Steph L. - May 03, 2005 7:06:49 am PDT #1663 of 10001
the hardest to learn / was the least complicated

Wow. This is educational. It never would've occurred to me before today that anyone didn't want to hear about the grammar/stylistic stuff right away.

What always sticks in my mind is from Anne Lamott. First, there are Shitty First Drafts, 90% which might never see the light of day; you generally revise those yourself ("revise" might be the wrong term; a Shitty First Draft serves to get all your ideas out of your head, and something truly wonderful is likely to show up on the page, and you can toss the rest).

Then comes the Down Draft -- you're just getting it down on paper (or electrons). It's not concerned with particulars of grammar and punctuation, because whole sections might be excised.

The the Up Draft -- you're fixing it up. That's where grammar editing comes in.

Finally is what Lamott calls the Dental Draft -- where you go through it one last careful time, checking each tooth to make sure there are no weak spots.

I, personally, can't abide someone giving me grammar/punctuation feedback on a first draft, especially when I specifically asked for content/big picture/coherency feedback.


Scrappy - May 03, 2005 7:10:17 am PDT #1664 of 10001
Life moves pretty fast. You don't stop and look around once in a while, you could miss it.

I agree with the writeristas--I think of feedback as something entirely different than copyediting. One is dealing with the story itself and the other with the vehicle of telling that story. Feedback is about the route and copyediting is about tuning up the car.


deborah grabien - May 03, 2005 7:14:01 am PDT #1665 of 10001
It really doesn't matter. It's just an opinion. Don't worry about it. Not worth the hassle.

And we're right back to the salty goodness of having people specify what they want from feedback. I'm huge, huge fan of that.

Tep, I generally do my editing chapter by chapter, as I write it - I write the first draft, I go back and read immediately (which I don't think I'd recommend for a lot of writers, but which works for me because it really is purely visceral and I first-pass edit my own stuff best when the gut punch of having just written nine pages is still fresh), and as it happens, I read it out loud. Certain things ping me - shit, I used "echoed" FOUR TIMES in that one section, change that - I fix them.

I then ping my online beta readers, those who are interested get the section, I get feedback - which includes commas, missing periods, typos, etc. I mull over feedback, fix and incorporate what is needed.

That's the draft that gets read at my writers group. By that time, it's fairly polished, so most input are of the tweak variety.

Sometimes, though, I finish the section the day of writers group, and they get the first draft. Poor babies.
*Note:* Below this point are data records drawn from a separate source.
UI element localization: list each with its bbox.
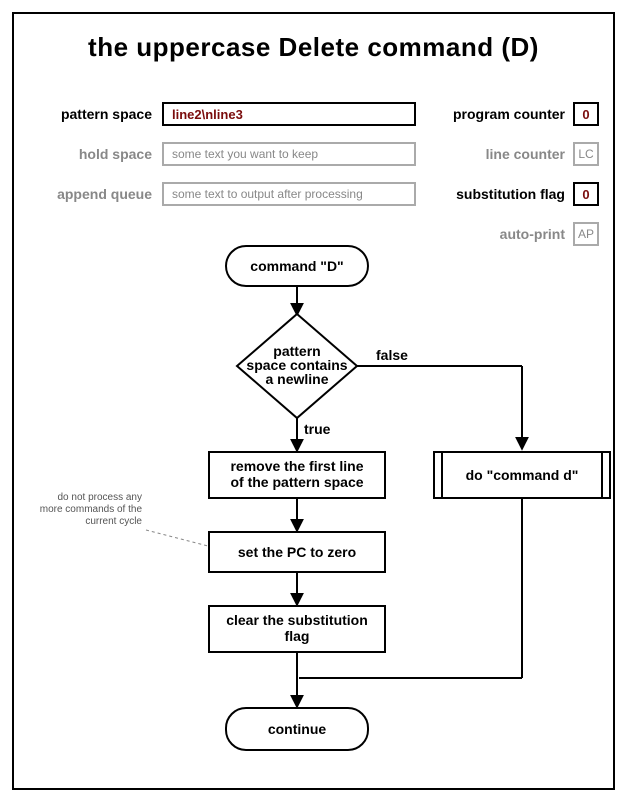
step2-label: set the PC to zero: [238, 544, 356, 560]
note-line3: current cycle: [85, 516, 142, 527]
node-end-label: continue: [268, 721, 327, 737]
step1-line2: of the pattern space: [230, 474, 363, 490]
flowchart: command "D" pattern space contains a new…: [14, 14, 617, 792]
step3-line1: clear the substitution: [226, 612, 368, 628]
decision-line3: a newline: [265, 371, 328, 387]
step3-line2: flag: [285, 628, 310, 644]
note-connector: [146, 530, 208, 546]
true-label: true: [304, 421, 331, 437]
node-start-label: command "D": [250, 258, 343, 274]
node-right-label: do "command d": [466, 467, 579, 483]
step1-line1: remove the first line: [230, 458, 363, 474]
note-line2: more commands of the: [40, 504, 143, 515]
false-label: false: [376, 347, 408, 363]
node-do-command-d: do "command d": [434, 452, 610, 498]
note-line1: do not process any: [58, 492, 143, 503]
diagram-frame: the uppercase Delete command (D) pattern…: [12, 12, 615, 790]
node-decision: pattern space contains a newline: [237, 314, 357, 418]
Connie Neil - May 03, 2005 7:16:35 am PDT #1666 of 10001
brillig

In a departure from a lot of advice, Lawrence Bloch (I can never remember if that's an H or a K, oh, well) is a fan of having your fiirst draft pretty much in your head, and he dislikes the idea of "just type whatever, don't worry if you're being sloppy about typos, the first draft doesn't really count." He says it just teaches people to be sloppy writers. For me, having a typo in the sentence above is like having a rock in my shoe. It gets worse and worse, and eventually it obsesses me until I remove it. He likes the idea of going back a few pages or paragraphs whenever you sit down to do new work as a means of priming the pump, and it's a good time to fix egregious typos and punctuation problems.

Sometimes, he says, the first thing you type is good enough to stand, after the basic typos etc. are fixed. Sometimes it isn't. I liked being freed from the idea that you were going to have to go through three or four revisions of something. It gives you the freedom to be a good writer off the block.


deborah grabien - May 03, 2005 7:23:35 am PDT #1667 of 10001
It really doesn't matter. It's just an opinion. Don't worry about it. Not worth the hassle.

I liked being freed from the idea that you were going to have to go through three or four revisions of something. It gives you the freedom to be a good writer off the block.

It comes down to personal styles, in the end. Writer A may want a whip hand over their characters, and rigidly adhere to certain personal rules. Another writer may go freeform and whittle down later.